Student Blog: Trinity Vincent
January 13, 2020
Over the past decade, “MFA” has become something of a buzzword when it comes to privacy. However, you may be left wondering what exactly this is why you should care about it. To start off, the acronym MFA stands for Multi Factor Authentication. This is a security measure that requires you to provide more than one “factor”, or method of identification, to verify who you are. These factors can take any of three forms: something a person knows, something they have, and/or something they are.
For example, when using a credit card you need to know three things: a number, an expiration date, and a PIN. This type of MFA has been around for a while and is nothing new for most people. More recently however, MFA has found various uses on the internet which require a combination of different types of these factors.

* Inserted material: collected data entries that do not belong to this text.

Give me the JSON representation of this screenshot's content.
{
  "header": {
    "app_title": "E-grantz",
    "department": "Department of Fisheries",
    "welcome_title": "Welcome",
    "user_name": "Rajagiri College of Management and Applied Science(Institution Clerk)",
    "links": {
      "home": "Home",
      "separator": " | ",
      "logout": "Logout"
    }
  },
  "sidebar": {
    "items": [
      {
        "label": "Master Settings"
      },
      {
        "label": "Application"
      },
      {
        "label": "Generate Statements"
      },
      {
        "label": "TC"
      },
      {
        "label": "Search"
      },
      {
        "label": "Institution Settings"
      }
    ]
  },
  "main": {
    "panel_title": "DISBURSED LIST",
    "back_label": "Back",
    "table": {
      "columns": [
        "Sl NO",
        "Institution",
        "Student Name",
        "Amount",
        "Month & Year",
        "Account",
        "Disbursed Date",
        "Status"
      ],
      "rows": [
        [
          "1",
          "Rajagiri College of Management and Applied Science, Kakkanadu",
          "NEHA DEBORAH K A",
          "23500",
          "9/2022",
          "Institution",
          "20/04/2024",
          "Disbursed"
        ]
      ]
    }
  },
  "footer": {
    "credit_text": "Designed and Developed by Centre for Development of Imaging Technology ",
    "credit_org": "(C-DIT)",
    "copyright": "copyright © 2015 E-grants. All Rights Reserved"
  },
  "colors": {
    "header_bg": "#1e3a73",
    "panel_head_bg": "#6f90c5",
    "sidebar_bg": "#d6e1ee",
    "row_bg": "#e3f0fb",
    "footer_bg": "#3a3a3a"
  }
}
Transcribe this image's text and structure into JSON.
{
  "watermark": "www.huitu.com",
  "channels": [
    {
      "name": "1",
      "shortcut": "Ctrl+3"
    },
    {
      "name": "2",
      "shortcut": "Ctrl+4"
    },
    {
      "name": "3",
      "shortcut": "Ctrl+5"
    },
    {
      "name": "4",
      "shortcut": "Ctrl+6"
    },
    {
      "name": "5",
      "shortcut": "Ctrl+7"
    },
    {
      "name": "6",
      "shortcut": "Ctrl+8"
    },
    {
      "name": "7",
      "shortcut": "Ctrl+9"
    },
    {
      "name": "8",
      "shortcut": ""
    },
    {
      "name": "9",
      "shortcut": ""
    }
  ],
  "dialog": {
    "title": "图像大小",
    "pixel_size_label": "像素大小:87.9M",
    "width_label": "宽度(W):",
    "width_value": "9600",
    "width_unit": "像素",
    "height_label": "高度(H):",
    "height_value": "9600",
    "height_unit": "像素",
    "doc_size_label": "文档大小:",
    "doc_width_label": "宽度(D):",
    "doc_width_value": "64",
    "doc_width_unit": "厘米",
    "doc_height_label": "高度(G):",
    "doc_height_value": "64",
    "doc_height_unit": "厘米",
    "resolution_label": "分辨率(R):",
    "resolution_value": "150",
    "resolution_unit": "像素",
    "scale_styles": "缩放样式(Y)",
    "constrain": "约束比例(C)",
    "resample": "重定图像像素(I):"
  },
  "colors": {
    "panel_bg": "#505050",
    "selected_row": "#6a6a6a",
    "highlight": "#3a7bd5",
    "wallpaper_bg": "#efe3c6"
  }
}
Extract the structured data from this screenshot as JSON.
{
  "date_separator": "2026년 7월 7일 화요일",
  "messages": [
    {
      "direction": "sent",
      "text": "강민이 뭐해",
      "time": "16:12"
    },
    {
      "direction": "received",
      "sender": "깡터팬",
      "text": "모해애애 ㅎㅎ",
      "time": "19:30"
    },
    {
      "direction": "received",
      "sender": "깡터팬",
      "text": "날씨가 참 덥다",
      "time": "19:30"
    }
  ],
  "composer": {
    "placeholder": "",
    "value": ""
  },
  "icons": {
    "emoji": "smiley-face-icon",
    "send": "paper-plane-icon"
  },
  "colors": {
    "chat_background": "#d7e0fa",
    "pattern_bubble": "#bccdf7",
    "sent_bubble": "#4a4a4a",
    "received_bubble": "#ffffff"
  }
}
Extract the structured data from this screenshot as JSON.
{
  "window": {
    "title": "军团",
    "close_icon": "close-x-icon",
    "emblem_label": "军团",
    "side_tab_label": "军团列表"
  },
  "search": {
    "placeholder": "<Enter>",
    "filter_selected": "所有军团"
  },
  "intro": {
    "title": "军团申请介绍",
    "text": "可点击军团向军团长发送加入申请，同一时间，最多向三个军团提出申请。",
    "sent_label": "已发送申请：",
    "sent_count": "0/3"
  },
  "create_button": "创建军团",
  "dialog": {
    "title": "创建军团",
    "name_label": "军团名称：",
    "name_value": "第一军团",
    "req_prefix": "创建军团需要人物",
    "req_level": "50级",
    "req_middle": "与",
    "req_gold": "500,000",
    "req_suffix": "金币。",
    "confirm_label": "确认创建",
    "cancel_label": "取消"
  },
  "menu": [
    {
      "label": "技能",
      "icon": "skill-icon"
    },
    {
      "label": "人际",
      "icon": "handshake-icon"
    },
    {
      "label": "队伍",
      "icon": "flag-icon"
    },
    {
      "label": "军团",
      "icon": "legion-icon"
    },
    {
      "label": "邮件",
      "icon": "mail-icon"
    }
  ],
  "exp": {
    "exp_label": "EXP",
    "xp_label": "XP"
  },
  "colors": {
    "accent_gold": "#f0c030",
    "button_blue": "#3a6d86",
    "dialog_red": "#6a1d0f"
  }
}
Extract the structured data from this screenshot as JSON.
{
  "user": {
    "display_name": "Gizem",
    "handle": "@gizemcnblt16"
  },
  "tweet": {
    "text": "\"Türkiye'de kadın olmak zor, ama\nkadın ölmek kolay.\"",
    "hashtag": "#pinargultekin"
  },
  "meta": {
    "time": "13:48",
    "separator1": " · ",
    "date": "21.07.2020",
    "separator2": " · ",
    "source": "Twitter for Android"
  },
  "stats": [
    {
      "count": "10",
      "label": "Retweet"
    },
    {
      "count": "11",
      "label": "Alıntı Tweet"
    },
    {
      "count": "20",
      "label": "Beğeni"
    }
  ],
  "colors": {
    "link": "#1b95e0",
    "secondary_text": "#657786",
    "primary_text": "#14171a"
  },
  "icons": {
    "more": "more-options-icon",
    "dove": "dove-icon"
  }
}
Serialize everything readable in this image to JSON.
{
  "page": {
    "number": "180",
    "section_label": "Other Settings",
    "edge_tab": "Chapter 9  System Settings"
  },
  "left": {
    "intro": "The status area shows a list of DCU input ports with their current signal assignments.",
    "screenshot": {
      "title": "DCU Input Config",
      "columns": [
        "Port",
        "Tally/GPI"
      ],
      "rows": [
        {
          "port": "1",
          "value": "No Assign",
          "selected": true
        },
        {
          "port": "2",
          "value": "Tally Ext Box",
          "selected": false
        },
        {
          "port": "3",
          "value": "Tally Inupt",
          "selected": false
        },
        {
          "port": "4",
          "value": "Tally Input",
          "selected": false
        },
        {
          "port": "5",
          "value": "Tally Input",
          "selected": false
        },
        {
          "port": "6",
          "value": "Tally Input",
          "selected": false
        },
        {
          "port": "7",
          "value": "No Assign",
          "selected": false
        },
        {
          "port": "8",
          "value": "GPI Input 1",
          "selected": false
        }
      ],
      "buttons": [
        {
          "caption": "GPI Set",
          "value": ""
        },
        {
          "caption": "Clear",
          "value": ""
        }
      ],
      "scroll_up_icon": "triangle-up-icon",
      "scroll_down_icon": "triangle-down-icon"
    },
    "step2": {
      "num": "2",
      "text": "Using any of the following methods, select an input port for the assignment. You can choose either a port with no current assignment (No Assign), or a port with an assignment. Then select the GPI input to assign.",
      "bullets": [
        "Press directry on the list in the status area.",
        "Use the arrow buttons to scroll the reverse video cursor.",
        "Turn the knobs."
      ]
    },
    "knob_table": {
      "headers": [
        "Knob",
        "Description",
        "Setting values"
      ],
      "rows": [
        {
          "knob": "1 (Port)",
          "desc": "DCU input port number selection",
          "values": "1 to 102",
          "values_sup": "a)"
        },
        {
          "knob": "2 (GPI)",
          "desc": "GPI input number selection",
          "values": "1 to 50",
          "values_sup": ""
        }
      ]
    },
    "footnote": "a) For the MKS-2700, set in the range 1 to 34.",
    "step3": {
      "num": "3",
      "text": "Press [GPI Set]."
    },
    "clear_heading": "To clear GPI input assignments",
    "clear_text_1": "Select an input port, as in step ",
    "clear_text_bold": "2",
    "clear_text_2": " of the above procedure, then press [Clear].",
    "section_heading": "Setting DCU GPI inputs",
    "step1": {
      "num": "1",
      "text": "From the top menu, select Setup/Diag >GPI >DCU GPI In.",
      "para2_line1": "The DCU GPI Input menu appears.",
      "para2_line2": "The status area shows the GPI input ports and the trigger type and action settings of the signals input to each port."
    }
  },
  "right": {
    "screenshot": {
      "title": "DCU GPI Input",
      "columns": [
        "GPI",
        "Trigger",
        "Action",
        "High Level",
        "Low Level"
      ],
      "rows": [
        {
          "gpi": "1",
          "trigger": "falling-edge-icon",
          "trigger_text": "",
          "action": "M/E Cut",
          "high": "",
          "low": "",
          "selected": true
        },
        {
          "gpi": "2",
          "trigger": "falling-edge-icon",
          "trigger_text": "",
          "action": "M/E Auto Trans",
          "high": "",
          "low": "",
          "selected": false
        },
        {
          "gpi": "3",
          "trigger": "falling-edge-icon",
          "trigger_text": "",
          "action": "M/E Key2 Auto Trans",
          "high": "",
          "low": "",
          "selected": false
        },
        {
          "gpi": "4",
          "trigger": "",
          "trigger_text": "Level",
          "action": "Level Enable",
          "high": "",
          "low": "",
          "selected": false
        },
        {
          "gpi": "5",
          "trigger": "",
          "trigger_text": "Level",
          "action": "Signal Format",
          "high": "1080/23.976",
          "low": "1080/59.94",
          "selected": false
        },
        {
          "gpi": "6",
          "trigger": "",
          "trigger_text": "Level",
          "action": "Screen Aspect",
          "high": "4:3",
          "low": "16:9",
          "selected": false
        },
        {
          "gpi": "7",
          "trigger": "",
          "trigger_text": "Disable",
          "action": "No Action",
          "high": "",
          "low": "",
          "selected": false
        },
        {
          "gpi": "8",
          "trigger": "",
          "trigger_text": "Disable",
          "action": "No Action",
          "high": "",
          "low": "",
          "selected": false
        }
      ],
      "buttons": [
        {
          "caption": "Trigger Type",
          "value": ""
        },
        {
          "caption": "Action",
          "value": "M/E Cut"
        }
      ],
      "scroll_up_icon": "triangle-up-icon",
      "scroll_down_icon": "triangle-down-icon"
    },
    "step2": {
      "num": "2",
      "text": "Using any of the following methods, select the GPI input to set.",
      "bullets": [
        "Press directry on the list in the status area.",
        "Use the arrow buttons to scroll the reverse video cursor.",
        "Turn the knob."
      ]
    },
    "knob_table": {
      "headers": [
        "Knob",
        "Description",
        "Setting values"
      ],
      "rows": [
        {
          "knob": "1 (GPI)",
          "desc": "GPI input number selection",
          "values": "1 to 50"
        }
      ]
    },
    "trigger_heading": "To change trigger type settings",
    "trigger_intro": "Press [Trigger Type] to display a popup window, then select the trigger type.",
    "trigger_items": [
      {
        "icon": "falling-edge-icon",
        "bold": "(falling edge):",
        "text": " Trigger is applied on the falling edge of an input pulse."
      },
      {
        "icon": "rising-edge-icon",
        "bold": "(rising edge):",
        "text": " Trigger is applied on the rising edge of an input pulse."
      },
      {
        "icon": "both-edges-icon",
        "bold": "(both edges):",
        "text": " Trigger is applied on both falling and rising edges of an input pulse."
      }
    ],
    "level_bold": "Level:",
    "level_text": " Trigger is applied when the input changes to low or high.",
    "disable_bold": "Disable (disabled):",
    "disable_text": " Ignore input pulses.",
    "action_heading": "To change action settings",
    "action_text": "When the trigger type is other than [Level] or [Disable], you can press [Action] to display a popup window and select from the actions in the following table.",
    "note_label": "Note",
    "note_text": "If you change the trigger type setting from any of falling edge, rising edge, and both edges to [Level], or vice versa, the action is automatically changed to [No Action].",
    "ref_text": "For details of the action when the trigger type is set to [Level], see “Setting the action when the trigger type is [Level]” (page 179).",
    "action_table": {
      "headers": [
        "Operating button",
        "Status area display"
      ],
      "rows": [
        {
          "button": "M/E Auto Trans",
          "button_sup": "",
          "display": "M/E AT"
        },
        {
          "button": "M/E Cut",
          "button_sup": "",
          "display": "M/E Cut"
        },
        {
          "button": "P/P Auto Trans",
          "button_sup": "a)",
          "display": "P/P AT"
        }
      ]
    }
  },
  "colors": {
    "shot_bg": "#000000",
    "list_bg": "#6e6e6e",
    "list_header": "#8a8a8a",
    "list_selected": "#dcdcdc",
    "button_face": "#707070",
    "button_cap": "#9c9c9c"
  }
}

With the increased usage of MFA, there are now a number of applications which allow a mobile device user to easily set up and integrate MFA with other services they use or accounts they wish to secure.
These apps use a specific type of MFA called two-factor authentication, which adds a second factor to verify your identity when logging into an account. The first factor is, of course, a strong password.
What these apps add to the equation is something a user has, in addition to the password they already know. The application installed on the phone produces a constantly refreshing passcode that the user must also enter when logging in. This can be accessed by opening the app or via a push notification. Without having their device, which contains the MFA app, the user would be unable to access the code and therefore be unable to log in.
In an effort to become more secure, UT Dallas has recently implemented a such two-factor authentication app called Duo.
Hopefully, you received the information about this and have already signed up for NetIDplus powered by Duo, which is a more secure version of the old NetID system. Duo provides a variety of MFA options to access your account, including a Duo push notification, a phone call, or an SMS passcode. You’ll be prompted to use Duo when accessing more sensitive sites such as your student email, which could be of high value to attackers.
You may be thinking, why do I need MFA? Isn’t this just one more annoying step I have to spend my valuable time on to access the things I need?
The simple answer is that passwords are not enough anymore. Most people use only a few passwords across all services they have signed up for, which increases the likelihood of those few passwords being compromised. In addition, as technology grows more sophisticated, so does hackers’ ability to run cyberattacks and crack traditional methods of security. MFA adds an additional layer that makes it much more difficult for your account to be compromised even if your password is stolen. For example, with UTD’s new Duo security measures, a hacker would have to have stolen your password and gained entry to your mobile device in order to access your account.
Even though using MFA may be an extra hurdle to clear every time you log in, this is a small price to pay for the increased protection of your sensitive personal information and accounts.
Now that you know a bit more about MFA and its benefits, you may want to start using it in other areas as well.
Many social media apps such as Instagram have MFA built in, but not automatically enabled. Check the settings of all the apps you use to see if they support in-app MFA or connection with an MFA app like Duo. Some may use other apps such as Authy or Google Authenticator, and some may simply set up SMS or email push notifications to confirm it’s really you logging in.
The most important apps and websites to try to set up MFA on are those containing especially sensitive info such as banking, healthcare, and email, but it doesn’t hurt to use MFA everywhere you can.
Hackers become more creative every day, but implementing MFA on your accounts is a simple step you can take today to protect yourself from attacks.